ECLI:NL:RVS:2023:2249
Raad van State
- Voorlopige voorziening
- Rechtspraak.nl
Afwijzing verzoek voorlopige voorziening in vreemdelingenzaak
Op 9 juni 2023 heeft de voorzieningenrechter van de Afdeling bestuursrechtspraak van de Raad van State uitspraak gedaan op een verzoek van een vreemdeling om een voorlopige voorziening te treffen. Dit verzoek volgde op een eerdere afwijzing van de aanvraag voor een verblijfsvergunning regulier voor bepaalde tijd door de staatssecretaris van Justitie en Veiligheid. De aanvraag was op 14 december 2020 afgewezen, waarna de vreemdeling bezwaar maakte. De staatssecretaris verklaarde dit bezwaar op 23 maart 2021 ongegrond. De rechtbank Den Haag, zittingsplaats Haarlem, heeft op 17 november 2021 het beroep van de vreemdeling gegrond verklaard en de staatssecretaris opgedragen een nieuw besluit te nemen. De staatssecretaris ging in hoger beroep tegen deze uitspraak.

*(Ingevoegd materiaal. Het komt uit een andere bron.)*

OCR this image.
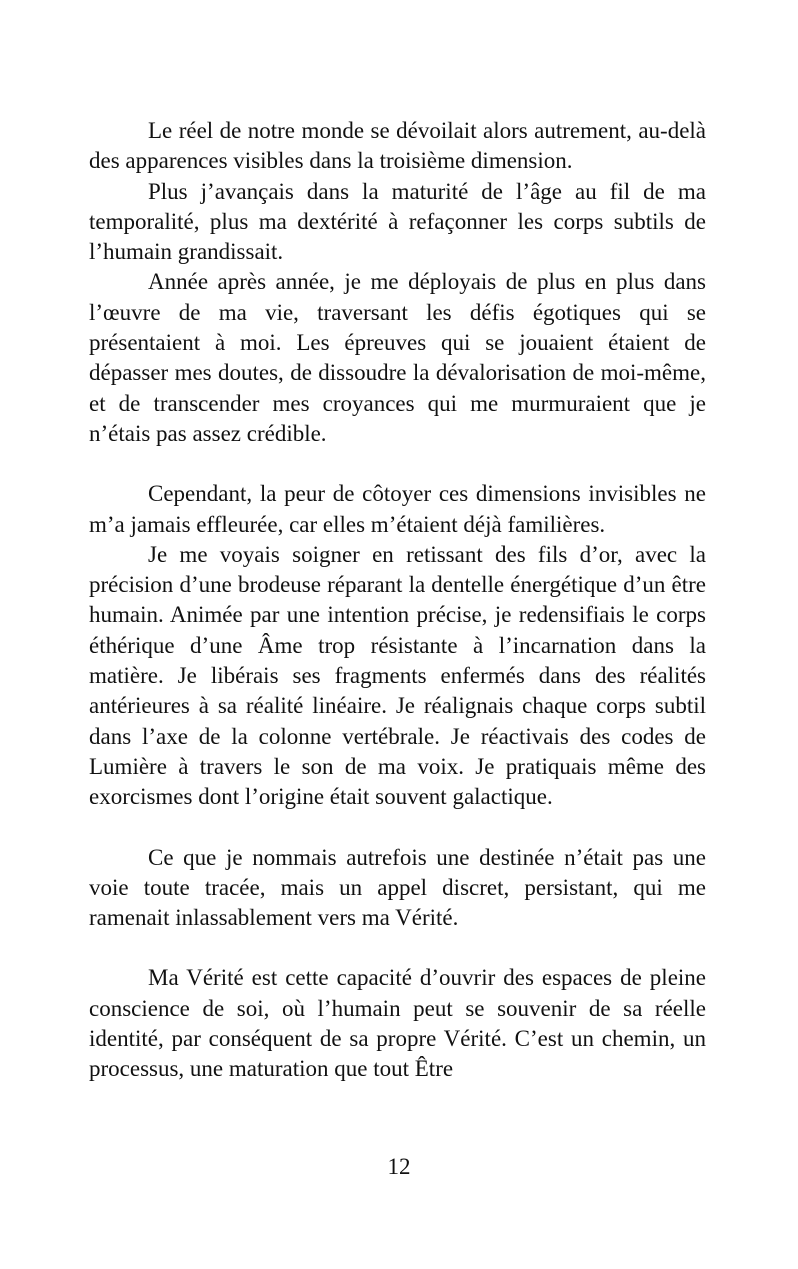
Le réel de notre monde se dévoilait alors autrement, au-delà des apparences visibles dans la troisième dimension.

Plus j’avançais dans la maturité de l’âge au fil de ma temporalité, plus ma dextérité à refaçonner les corps subtils de l’humain grandissait.

Année après année, je me déployais de plus en plus dans l’œuvre de ma vie, traversant les défis égotiques qui se présentaient à moi. Les épreuves qui se jouaient étaient de dépasser mes doutes, de dissoudre la dévalorisation de moi-même, et de transcender mes croyances qui me murmuraient que je n’étais pas assez crédible.

Cependant, la peur de côtoyer ces dimensions invisibles ne m’a jamais effleurée, car elles m’étaient déjà familières.

Je me voyais soigner en retissant des fils d’or, avec la précision d’une brodeuse réparant la dentelle énergétique d’un être humain. Animée par une intention précise, je redensifiais le corps éthérique d’une Âme trop résistante à l’incarnation dans la matière. Je libérais ses fragments enfermés dans des réalités antérieures à sa réalité linéaire. Je réalignais chaque corps subtil dans l’axe de la colonne vertébrale. Je réactivais des codes de Lumière à travers le son de ma voix. Je pratiquais même des exorcismes dont l’origine était souvent galactique.

Ce que je nommais autrefois une destinée n’était pas une voie toute tracée, mais un appel discret, persistant, qui me ramenait inlassablement vers ma Vérité.

Ma Vérité est cette capacité d’ouvrir des espaces de pleine conscience de soi, où l’humain peut se souvenir de sa réelle identité, par conséquent de sa propre Vérité. C’est un chemin, un processus, une maturation que tout Être

12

In de tussenliggende periode heeft de staatssecretaris op 28 april 2022 het bezwaar opnieuw ongegrond verklaard, waarop de vreemdeling beroep instelde en een verzoek om voorlopige voorziening deed. De rechtbank verklaarde zich op 18 april 2023 onbevoegd om het verzoek te behandelen, waarna het dossier naar de Afdeling bestuursrechtspraak van de Raad van State werd doorgezonden.
De voorzieningenrechter heeft in zijn overwegingen vastgesteld dat er geen spoedeisend belang is voor het treffen van de gevraagde voorlopige voorziening. Daarom heeft hij het verzoek afgewezen en bepaald dat de staatssecretaris geen proceskosten hoeft te vergoeden. De uitspraak is openbaar uitgesproken op 9 juni 2023.